Bioestimulantes na soja

www.iapar.brA utilização de bioestimulantes proporciona incrementos no desenvolvimento vegetal, embora poucos estudos tenham abordado aspectos fisiológicos da soja (foto) relacionados à aplicação desses produtos. Um experimento com a cultura da soja foi instalado com o objetivo de avaliar o uso de um bioestimulante composto por citocinina, ácido indolbutírico e ácido giberélico via sementes ou via foliar em diferentes estádios fenológicos de duas cultivares, sendo uma cultivar convencional e outra geneticamente modificada. A cultivar convencional proporcionou maior produção de grãos do que a cultivar transgênica. A utilização do bioestimulante incrementou o número de vagens por planta e a produtividade de grãos, e os resultados para aplicação via sementes e via foliar não diferiram entre si. Na produtividade de grãos, o tratamento com bioestimulante proporcionou aumento de 37% em relação à testemunha.

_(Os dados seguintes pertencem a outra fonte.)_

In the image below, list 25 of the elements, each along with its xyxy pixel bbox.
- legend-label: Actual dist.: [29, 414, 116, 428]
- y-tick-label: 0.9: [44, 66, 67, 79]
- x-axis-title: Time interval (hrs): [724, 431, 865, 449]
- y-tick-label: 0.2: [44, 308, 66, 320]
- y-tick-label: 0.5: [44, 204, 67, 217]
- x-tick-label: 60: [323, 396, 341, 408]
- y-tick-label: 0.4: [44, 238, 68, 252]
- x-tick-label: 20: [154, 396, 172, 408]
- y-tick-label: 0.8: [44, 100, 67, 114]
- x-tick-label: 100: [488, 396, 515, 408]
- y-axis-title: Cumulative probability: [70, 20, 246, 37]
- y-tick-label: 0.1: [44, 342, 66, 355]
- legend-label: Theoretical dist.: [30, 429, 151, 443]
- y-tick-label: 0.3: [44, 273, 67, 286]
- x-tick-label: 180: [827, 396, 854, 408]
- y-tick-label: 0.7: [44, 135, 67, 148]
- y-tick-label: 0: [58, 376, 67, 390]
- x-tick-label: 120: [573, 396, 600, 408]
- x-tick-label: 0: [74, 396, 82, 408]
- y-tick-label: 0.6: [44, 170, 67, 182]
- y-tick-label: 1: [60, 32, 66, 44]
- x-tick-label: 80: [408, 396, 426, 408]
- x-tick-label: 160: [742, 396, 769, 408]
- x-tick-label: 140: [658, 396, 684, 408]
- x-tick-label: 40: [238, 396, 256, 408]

O bioestimulante aumentou o número de vagens por planta e produtividade de grãos tanto em aplicação via sementes quanto via foliar, confirmando a hipótese desse estudo. Todavia, a maior produtividade não está relacionada ao maior crescimento da parte aérea, considerando-se a altura das plantas, ramos por planta, altura de inserção da primeira vagem. Em relação ao aumento da produtividade, o bioestimulante é mais efetivo quando aplicado na fase reprodutiva. O experimento está relatado no artigo “Aumento da produtividade de soja com a aplicação de bioestimulantes”, de Danila Comelis Bertolin, Marco Eustáquio de Sá, Orivaldo Arf, Enes Furlani Junior, Adriana de Souza Colombo, Francielle Louise Bueno Melo de Carvalho, da Universidade Estadual Paulista, campus de Ilha Solteira.